3 erros de retirada que drenam o caixa da loja

  • Retirar pelo caixa, sem valor definido: o famoso "peguei R$ 100 do caixa" repetido 20 vezes no mês. Sem registro, o fechamento de caixa nunca bate e o lucro real da loja fica invisível. A solução começa em separar as finanças pessoais e da empresa.
  • Definir o pró-labore pelo custo de vida, ignorando o lucro: se a sua vida custa R$ 6.000 e o lucro médio é R$ 5.000, o problema não se resolve na retirada: ou a margem sobe, ou a despesa desce. Pró-labore acima do lucro é a empresa financiando o dono até quebrar.
  • Não recolher o INSS sobre a retirada: parece economia de 11%, mas zera a contagem para a aposentadoria e deixa a empresa exposta a autuação com juros e multa. O barato que sai caro no pior momento.

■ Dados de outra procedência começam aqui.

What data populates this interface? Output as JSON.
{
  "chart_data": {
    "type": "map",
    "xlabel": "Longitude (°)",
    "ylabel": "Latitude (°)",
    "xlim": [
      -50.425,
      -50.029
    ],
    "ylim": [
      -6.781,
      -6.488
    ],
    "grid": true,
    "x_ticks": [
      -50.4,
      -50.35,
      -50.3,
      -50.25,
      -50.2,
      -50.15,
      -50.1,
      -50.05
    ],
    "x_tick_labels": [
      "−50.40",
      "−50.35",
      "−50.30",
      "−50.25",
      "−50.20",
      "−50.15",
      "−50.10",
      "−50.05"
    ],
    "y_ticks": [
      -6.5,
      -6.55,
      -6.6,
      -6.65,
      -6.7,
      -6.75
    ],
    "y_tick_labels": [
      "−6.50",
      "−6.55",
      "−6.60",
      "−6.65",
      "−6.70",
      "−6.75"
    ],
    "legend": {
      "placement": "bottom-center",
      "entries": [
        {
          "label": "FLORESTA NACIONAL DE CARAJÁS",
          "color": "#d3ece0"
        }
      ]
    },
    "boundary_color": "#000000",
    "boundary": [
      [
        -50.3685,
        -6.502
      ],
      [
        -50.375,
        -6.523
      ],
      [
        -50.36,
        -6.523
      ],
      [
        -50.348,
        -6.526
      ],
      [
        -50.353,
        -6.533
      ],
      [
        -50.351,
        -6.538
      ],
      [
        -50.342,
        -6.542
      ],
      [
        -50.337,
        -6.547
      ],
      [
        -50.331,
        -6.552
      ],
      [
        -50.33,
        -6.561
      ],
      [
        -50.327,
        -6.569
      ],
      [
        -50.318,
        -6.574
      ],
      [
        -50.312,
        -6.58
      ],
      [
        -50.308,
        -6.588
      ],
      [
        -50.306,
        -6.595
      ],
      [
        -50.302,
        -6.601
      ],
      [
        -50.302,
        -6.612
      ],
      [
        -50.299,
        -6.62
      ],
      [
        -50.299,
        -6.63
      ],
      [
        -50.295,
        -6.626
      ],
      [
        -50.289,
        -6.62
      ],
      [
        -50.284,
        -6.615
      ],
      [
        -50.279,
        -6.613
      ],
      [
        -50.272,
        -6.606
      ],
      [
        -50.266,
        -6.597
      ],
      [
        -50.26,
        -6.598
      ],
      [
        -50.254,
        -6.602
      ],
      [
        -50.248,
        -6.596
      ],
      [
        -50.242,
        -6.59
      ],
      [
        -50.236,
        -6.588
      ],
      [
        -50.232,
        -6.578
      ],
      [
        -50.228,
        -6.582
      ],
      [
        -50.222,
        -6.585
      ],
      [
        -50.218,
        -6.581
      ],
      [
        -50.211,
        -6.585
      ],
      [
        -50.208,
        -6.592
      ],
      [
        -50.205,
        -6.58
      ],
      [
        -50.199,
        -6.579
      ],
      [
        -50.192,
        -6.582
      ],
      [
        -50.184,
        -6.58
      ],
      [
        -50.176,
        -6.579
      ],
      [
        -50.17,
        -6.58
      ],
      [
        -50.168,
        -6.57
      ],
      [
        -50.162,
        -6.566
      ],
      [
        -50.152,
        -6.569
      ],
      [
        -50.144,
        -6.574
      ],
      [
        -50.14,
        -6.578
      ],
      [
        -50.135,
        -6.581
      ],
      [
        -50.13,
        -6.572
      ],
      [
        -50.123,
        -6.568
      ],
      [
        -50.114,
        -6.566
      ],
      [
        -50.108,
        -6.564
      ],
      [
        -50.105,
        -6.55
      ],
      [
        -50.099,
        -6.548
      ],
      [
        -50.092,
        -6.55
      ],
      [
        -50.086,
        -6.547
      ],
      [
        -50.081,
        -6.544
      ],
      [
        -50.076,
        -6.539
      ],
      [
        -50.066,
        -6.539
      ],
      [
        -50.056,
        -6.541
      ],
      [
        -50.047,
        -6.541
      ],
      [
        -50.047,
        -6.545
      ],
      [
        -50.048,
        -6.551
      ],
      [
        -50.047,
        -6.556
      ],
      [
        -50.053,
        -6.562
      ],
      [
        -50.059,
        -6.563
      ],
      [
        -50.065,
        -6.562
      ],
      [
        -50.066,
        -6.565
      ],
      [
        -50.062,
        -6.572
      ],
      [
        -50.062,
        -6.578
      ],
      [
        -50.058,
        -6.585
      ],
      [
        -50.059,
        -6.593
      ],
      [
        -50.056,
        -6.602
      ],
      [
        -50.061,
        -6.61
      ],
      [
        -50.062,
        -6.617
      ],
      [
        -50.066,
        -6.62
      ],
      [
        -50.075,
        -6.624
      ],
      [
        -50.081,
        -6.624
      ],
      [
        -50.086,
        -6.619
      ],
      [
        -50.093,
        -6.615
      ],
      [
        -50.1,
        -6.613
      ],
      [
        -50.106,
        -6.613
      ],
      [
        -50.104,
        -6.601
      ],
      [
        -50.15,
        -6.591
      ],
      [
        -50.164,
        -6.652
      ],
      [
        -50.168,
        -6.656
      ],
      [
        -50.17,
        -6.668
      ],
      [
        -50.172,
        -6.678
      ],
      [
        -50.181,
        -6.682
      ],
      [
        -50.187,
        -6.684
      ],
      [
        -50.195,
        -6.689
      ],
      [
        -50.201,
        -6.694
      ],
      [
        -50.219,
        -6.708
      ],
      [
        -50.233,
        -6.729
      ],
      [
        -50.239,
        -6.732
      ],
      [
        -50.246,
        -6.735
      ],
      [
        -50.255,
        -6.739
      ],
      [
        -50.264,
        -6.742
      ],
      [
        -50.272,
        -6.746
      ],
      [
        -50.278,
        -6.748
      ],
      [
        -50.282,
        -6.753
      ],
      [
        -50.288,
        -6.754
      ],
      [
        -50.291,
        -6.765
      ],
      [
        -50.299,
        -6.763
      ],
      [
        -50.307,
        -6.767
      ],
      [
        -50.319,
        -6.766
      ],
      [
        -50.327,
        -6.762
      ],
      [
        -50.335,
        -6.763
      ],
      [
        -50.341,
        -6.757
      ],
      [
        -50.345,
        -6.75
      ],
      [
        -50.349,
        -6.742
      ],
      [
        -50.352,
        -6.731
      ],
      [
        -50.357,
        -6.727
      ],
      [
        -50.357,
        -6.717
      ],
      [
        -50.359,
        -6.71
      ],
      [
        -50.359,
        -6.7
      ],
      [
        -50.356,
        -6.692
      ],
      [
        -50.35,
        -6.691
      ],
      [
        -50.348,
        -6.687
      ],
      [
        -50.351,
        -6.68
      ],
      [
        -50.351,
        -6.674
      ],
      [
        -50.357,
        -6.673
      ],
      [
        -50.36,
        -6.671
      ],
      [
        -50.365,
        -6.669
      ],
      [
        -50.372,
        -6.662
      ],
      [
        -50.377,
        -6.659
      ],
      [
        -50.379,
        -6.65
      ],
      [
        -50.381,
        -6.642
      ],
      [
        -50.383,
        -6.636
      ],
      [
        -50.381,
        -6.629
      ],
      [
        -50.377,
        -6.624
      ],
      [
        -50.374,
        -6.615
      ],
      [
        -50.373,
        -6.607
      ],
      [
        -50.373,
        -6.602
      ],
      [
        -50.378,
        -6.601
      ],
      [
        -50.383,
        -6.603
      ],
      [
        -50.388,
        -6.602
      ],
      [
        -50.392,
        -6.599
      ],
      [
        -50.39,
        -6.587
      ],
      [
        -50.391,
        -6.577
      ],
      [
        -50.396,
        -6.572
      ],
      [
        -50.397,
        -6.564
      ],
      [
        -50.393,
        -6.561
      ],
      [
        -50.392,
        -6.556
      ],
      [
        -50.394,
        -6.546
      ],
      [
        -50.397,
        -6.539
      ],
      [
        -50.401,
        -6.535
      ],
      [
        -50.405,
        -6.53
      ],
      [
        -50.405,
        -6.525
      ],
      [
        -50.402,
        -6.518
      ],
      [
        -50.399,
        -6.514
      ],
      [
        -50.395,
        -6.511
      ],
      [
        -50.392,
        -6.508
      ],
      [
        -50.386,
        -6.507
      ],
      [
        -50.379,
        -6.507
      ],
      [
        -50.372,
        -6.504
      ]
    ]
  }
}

Perguntas frequentes sobre quanto tirar de pró-labore

Qual o valor mínimo de pró-labore?

Na prática, o piso aceito é um salário mínimo vigente para o sócio que trabalha na empresa, porque é a base mínima de contribuição ao INSS. Abaixo disso a Receita tende a questionar. O valor ideal, porém, é calculado a partir do lucro operacional médio, não do mínimo legal.

Posso mudar o valor do pró-labore todo mês?

O recomendado é manter um valor fixo e revisar a cada 6 meses ou quando o resultado mudar de forma consistente. Variar todo mês dificulta o planejamento do caixa, a contabilidade e a comprovação de renda do próprio sócio em financiamentos.

Pró-labore conta para a aposentadoria?

Sim. Os 11% de INSS retidos sobre o pró-labore contam tempo de contribuição e compõem o valor da aposentadoria do sócio, além de darem acesso a benefícios como auxílio por incapacidade e salário-maternidade.

MEI precisa tirar pró-labore?

Não existe pró-labore formal no MEI: a contribuição previdenciária já está incluída na guia mensal DAS-MEI. Ainda assim, vale definir uma retirada fixa mensal e separar as contas, para o dinheiro do negócio não se misturar com o pessoal.

Pró-labore bem definido é sinal de empresa que conhece o próprio número: o dono sabe o lucro médio, retira uma fatia que o caixa sustenta e deixa o resto trabalhando no negócio. Esse número só é confiável quando vendas, despesas e caixa estão registrados no mesmo lugar. É o papel de um sistema de gestão com financeiro integrado, como o sistema para lojas do VendaSimples, e o primeiro passo do guia completo de gestão financeira para pequena empresa. Se hoje a sua retirada ainda sai do caixa sem registro, comece por aí: defina o valor, formalize e pague-se como você paga qualquer conta importante da loja.